Dans l’artiste, et non dans la chose produite. C’est à déplacer et à reprendre ce problème, dans un cadre anthropologique et épistémologique que ne pouvait pas connaître bien sûr Aristote, que s’attache l’auteur de Politique du rythme, politique du sujet, en marquant d’emblée un autre écart : « la question esthétique de la valeur » est selon lui résolue par le philosophe avant d’être posée, « et résolue par l’éthique et la rhétorique plus que selon une considération d’historicité et de spécificité », question qui lui appartient par contre en propre. La théorie que Meschonnic cherche à construire entre action et individuation est la condition d’une invention de la valeur dans le champ littéraire et artistique pour qu’advienne une politique et une éthique de la valeur. Il y a une politique du poème, et une politique de la littérature, qui tiennent aux opérations de langage même – au faire et non au dit de l’œuvre. À ce titre, l’épopée du quotidien chez Guillevic ou le dialogue poétique selon Maeterlinck peuvent être aussi politiques que Châtiments de Hugo ou Les mains sales de Sartre. Apparemment invisible, le politique ressortit à l’acte de littérature par sa signifiance même.

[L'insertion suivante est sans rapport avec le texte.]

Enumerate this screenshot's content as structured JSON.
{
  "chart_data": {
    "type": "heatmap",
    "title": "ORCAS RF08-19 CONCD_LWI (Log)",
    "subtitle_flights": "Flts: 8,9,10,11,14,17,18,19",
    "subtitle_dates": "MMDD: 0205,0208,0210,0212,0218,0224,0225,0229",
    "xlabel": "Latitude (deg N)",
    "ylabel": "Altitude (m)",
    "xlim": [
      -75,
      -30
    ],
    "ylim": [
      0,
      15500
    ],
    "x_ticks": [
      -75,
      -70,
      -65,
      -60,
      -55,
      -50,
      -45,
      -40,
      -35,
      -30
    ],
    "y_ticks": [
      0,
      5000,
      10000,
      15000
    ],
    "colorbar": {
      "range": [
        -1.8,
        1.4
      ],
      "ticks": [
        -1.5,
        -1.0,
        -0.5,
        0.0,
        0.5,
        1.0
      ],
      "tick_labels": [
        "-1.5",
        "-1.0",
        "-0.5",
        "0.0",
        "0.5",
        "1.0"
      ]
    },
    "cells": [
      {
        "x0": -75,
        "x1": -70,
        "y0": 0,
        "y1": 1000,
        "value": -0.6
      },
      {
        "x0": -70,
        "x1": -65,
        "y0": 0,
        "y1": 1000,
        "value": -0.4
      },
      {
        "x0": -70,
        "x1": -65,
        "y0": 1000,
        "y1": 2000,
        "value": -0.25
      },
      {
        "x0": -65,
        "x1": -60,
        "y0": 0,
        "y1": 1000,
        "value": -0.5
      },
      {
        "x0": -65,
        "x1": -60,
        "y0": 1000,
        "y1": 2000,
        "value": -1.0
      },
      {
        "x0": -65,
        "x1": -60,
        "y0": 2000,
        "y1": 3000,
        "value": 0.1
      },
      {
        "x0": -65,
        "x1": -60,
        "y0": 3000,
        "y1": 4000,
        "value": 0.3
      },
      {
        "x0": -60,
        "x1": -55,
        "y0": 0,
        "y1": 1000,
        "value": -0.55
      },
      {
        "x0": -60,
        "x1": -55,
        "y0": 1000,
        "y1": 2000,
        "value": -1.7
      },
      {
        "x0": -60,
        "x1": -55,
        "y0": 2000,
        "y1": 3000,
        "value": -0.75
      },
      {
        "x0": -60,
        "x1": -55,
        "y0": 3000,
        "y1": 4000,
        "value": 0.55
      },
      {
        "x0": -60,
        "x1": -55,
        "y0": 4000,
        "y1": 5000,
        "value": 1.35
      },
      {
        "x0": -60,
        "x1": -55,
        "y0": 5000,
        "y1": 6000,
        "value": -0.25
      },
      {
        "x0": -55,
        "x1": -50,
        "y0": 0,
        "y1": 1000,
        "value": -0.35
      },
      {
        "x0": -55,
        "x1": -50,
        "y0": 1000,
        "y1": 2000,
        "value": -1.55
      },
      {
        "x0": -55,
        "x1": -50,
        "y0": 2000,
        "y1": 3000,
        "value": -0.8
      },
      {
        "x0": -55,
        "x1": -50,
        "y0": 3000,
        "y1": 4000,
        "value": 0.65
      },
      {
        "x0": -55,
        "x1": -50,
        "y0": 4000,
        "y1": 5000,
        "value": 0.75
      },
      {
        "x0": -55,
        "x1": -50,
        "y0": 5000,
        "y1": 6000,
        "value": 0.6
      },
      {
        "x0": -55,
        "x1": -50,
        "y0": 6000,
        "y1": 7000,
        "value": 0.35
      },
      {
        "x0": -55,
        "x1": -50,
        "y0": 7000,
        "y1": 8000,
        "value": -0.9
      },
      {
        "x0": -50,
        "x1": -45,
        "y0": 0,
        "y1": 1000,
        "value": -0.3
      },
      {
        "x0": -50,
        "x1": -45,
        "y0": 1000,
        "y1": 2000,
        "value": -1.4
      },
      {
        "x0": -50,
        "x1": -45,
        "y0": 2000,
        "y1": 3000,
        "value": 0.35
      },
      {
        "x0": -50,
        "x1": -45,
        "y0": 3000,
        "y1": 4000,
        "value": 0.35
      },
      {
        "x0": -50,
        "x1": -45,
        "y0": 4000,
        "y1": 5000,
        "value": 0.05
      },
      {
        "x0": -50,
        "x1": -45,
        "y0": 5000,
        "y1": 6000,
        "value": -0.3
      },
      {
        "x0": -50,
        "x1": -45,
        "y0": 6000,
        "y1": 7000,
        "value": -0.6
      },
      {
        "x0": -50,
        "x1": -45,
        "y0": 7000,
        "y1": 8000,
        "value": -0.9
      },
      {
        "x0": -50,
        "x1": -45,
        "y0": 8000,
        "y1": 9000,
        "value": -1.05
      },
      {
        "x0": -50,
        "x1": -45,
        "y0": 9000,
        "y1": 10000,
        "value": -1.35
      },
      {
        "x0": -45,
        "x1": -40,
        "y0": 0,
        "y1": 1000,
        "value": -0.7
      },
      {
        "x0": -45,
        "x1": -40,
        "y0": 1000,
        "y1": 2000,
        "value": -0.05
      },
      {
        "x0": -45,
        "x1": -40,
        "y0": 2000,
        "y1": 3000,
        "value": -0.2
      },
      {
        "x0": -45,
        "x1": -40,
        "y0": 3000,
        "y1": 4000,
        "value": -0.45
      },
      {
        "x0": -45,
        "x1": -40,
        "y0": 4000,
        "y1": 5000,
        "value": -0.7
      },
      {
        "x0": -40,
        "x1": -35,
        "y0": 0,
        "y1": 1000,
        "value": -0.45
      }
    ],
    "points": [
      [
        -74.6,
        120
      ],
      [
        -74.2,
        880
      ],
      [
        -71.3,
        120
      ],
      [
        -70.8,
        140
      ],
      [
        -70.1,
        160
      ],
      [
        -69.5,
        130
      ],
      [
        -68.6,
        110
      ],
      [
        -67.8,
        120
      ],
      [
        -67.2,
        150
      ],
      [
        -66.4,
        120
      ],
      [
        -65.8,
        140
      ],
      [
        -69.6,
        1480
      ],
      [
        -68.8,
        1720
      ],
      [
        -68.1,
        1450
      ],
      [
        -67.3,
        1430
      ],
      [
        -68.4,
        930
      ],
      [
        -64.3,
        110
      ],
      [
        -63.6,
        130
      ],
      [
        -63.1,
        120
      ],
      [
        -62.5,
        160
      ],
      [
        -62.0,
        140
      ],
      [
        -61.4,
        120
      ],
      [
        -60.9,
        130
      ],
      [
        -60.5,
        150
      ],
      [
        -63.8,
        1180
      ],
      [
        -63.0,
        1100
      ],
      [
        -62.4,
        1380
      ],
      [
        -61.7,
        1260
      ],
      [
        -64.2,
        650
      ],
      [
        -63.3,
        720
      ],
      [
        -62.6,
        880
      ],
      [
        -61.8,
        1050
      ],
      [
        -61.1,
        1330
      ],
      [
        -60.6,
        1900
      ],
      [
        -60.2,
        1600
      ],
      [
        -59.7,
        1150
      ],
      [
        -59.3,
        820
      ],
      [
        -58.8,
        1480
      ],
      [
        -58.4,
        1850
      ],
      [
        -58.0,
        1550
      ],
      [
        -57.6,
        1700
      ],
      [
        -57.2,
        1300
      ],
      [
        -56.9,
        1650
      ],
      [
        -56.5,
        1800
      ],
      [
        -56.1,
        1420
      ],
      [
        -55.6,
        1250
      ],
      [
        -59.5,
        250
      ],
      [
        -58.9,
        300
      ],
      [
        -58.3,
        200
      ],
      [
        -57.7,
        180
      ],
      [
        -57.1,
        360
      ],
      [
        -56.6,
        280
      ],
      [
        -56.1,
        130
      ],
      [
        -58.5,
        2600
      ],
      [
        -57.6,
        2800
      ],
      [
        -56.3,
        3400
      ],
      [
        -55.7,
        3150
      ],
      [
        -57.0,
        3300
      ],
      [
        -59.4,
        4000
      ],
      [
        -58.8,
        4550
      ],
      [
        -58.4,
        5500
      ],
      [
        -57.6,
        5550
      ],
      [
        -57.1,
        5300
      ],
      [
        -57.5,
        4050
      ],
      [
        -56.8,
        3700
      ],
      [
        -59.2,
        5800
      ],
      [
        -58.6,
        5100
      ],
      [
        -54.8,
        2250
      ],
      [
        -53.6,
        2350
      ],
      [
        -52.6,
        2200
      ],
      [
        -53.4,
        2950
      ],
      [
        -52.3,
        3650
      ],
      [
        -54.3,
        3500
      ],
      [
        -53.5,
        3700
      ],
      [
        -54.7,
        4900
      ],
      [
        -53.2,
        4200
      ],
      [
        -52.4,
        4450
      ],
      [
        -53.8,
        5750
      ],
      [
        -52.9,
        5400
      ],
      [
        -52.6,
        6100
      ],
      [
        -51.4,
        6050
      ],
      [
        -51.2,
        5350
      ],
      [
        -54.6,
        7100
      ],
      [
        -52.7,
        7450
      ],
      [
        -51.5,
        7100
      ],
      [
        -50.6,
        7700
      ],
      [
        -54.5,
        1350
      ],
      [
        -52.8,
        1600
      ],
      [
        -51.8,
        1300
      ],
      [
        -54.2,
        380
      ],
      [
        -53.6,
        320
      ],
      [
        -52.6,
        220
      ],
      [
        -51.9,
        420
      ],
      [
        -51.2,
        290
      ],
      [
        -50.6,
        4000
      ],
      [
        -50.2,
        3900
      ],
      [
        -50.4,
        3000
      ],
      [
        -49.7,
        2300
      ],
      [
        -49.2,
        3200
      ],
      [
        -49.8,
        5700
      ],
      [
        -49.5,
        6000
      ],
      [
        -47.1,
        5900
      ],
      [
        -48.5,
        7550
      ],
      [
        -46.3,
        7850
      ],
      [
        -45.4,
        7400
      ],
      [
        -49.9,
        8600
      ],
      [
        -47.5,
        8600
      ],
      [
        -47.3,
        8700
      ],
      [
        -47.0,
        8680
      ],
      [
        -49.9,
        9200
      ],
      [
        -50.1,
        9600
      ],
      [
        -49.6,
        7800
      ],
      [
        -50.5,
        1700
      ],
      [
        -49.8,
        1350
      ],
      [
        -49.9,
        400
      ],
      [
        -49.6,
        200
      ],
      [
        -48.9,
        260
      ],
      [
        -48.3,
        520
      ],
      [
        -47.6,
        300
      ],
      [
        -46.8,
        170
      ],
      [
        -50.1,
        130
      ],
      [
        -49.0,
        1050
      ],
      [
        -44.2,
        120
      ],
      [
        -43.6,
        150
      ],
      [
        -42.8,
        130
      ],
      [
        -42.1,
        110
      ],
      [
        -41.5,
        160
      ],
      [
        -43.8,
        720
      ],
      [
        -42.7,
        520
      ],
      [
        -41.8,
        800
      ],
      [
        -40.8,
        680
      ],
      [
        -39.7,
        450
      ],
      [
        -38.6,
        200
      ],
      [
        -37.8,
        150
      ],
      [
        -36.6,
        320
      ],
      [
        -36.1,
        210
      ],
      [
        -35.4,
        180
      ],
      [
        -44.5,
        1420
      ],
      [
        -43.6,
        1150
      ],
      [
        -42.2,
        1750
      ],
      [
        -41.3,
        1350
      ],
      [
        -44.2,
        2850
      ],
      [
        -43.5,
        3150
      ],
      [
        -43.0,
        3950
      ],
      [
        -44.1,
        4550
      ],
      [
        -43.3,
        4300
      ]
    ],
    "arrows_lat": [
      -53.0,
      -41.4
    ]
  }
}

À ce niveau, on pourrait même faire l’hypothèse qu’il y a autant de politiques qu’il existe de poétiques – sinon singulières du moins situées par des théories et des pratiques du langage. Valéry et le langage comme fête. L’onomatopéisme et la déconstruction de la syntaxe des futuristes italiens, passant de l’image à la harangue. Tel Quel et sa lexicalisation provocatrice du sexe et de la scatologie. Céline et l’ethos du style, qui a autorisé la déresponsabilisation de l’écrivain devant l’histoire. Mais une théorie et/ou une pratique du langage peuvent aussi impliquer une politique sans le savoir ni le choisir. On n’est pas ici dans l’ordre de l’engagement citoyen ou de la conscience historique. Ou comme le rappelle Meschonnic dans Critique du rythme : « Les écritures sont solidaires de leur risque. Elles ne savent pas d’avance quel est le “bon côté” ». Et il faut compter sur toutes celles qui ne prennent pas le risque.